Some members of the Society have occasionally requested that the jury mail out
critiques along with rejection notices. As has been explained, that is an organizational
impossibility, and a two-or-three line critique can be as misleading as it can
be helpful. Nevertheless, the request for guidance is a legitimate one, and
the jurors, having all been rejected at some point in their careers, can identify
with the frustration of not knowing why.
We must all bear in mind that ASMA does not have the capacity to function as
a correspondence school. However, over the years, the jury has found that recurring
things have weakened a number of submissions, and we thought it might be helpful
if we catalogued them as a series of reminders.
A few important caveats about this list:
* This list is intended to be helpful, not to intimidate or discourage.
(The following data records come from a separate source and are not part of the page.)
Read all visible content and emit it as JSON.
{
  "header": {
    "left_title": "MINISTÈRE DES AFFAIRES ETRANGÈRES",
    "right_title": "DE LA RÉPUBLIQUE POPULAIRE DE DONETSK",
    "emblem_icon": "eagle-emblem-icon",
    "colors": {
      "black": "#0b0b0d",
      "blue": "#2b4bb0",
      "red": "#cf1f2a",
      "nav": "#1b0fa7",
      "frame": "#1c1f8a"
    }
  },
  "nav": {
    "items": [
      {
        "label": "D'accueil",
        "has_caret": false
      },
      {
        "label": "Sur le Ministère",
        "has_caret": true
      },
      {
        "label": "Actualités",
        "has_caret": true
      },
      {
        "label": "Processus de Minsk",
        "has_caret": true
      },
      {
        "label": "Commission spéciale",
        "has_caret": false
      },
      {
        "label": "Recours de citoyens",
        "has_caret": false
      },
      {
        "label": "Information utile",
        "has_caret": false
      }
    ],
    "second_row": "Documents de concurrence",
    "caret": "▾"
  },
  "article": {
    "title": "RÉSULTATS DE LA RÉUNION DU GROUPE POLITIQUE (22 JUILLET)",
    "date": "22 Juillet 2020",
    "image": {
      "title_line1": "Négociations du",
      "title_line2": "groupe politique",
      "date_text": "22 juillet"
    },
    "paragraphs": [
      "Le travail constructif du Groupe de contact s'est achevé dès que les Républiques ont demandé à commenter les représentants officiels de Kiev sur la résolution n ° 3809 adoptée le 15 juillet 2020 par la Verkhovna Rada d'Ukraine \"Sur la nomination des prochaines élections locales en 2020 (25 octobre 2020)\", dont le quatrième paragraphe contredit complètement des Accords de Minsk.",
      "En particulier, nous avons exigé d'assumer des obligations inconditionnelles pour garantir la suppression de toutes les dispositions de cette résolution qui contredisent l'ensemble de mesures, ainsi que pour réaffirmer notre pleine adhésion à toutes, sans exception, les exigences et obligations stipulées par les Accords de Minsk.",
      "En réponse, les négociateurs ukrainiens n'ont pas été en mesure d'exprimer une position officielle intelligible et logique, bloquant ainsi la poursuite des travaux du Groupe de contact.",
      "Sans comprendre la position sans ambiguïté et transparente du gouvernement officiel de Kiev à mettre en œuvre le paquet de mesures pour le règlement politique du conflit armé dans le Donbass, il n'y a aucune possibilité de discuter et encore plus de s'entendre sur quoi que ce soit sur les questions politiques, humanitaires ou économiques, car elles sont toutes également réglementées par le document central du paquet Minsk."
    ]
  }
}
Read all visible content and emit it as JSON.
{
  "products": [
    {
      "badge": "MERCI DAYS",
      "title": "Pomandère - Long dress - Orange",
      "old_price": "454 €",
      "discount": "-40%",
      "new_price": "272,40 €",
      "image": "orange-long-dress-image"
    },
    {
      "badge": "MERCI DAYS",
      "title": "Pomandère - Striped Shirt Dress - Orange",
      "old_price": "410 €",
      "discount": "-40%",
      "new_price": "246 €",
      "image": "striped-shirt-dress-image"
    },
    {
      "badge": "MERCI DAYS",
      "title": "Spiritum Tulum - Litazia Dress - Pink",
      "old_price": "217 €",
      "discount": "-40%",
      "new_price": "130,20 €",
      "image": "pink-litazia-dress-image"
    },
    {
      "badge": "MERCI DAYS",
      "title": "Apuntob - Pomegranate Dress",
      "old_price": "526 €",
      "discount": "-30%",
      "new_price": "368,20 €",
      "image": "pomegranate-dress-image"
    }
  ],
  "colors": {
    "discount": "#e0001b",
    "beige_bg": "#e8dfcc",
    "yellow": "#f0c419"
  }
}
* No one ever painted a fine picture by means of a checklist, and in this society
no one will ever jury one that way. The perennial mystery of art is that it
can never be done by the numbers.
* Most of these items have to do with representational painting. That is simply
a function of the fact that virtually all the painters who have requested guidance
have been of that school. This checklist must not, under any circumstances,
be construed as some kind of semi-official indication that that is the way one
should paint for our juries. More than anything else we are looking for freshness
and originality in your approach. If that originality involves breaking 'rules
for reasons of conscious decision or spontaneous artistic impulse, do so with
confidence.
* Most of the things on this list are straight-forward, little things, often
overlooked and easily remedied. They don't begin to address the ineffable qualities
that mark a work of art, but we do hope they'll help some people. Again, and
we can't emphasize this too strongly, the intent of this list is benign and
the last thing we wish to do is to increase any artist's burden of apprehension
or inadequacy. As artists we all carry around more than enough of that. As a
jury we seek not adequacy, but those mysterious clues that prove an artist cares
deeply about his work.
Checklist of Some Things to Watch for in Your Paintings
1.
Insufficient attention sometimes paid to light and atmosphere; often a lack
of variety, idiosyncrasy, and interest in these effects.
2.
Skies sometimes treated as a mere afterthought, despite occupying most of the
painting. They don't have to be busy, just well thought-out and should harmonize
with the rest of theme.
Some related problems:
2 a- Same value and intensity at horizon and zenith
2 b- Cloud masses too heavy and crude
2 c- Blues and whites too intense, no atmospheric recession
2 d- Lack of compositional thought, skies argue with the rest of the painting
2 e- In some cases, erratic light source, producing contradictory
shadows
3.
Unpersuasive handling of seas.
Some related problems:
3 a- Horizon colors as intense as foreground colors, and value too strong in
background. Always keep aerial perspective in mind.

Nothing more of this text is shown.